When to Use Suggestion-Based Matching
The following is a list of some situations where switching from combination-based matching to suggestion-based matching might be useful:
- An increase in computation time, storage, and/or complexity in the deduplication workflow is acceptable, in exchange for higher accuracy. As an example, when compared to a Match Codes node that uses the combination-based Name match definition, a Match Codes node that uses the Name (with Suggestions) match definition shipped in QKB CI 2011A (ENUSA locale) runs several times more slowly and produces many more match code output rows, but also greatly reduces the error rate in the following clustering step.
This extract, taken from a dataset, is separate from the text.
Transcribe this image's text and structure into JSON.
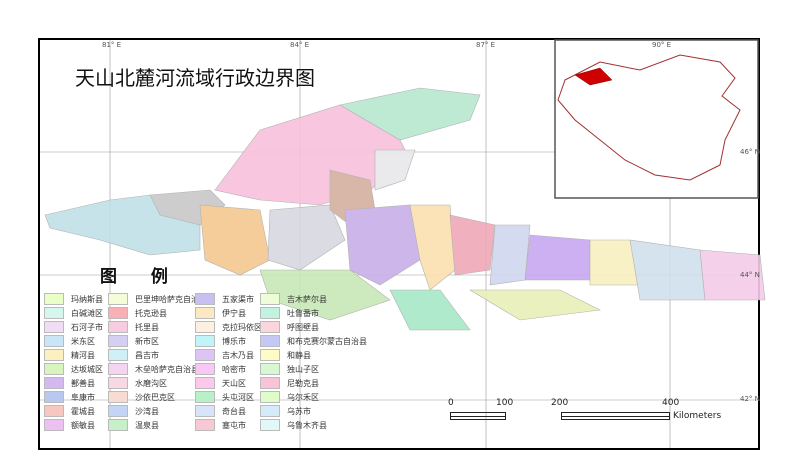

- The recommended best practice of using low sensitivities for a single match definition and then reducing false matches by combining match codes over multiple data types (for example, Name and ZIP code) is not practical. This is commonly seen when working with records that contain only a single piece of information, such as an entity name, or when the other data types do not contain information reliable or relevant enough to the application at hand. When it is not possible to match over multiple data types, the individual match definition must be more discriminating.
- The records that do not match (but are desired to match) differ from each other at the sub-token or character level. Some of these differences are implicitly handled by the transformation schemes, regexes, and phonetic reduction rules in traditional match definitions. However, with these libraries, it is difficult to address character-level errors in a comprehensive way while avoiding over-generalization. For example, traditional match definitions cannot easily match records that differ by a transposition of characters.
Note: In situations where the difficulty arises at the inter-token level (that is, from transposition of certain tokens or missing tokens), combination-based matching should be used.
- Behavior is desired that is actually equivalent to allowing a record to appear in more than one cluster. For example, "LINA" should match "LINDA" and/or "LENA", yet "LINDA" should not also match "LENA". This is not possible using traditional matching, because each record must appear in exactly one cluster.
- A numeric score is needed to aid decision making when resolving clusters or selecting survivors. Each suggestion-based match code has a score attached, and after clustering, these scores are aggregated for the cluster. These scores can be used during manual review of clusters. The presence of scores also paves the way for business rules that automatically resolve clusters and select surviving records.
Note: Suggestion-based matching is not available in all locales. In locales that do not support suggestion-based matching, the system will not permit you to add a Suggestions node to a match definition.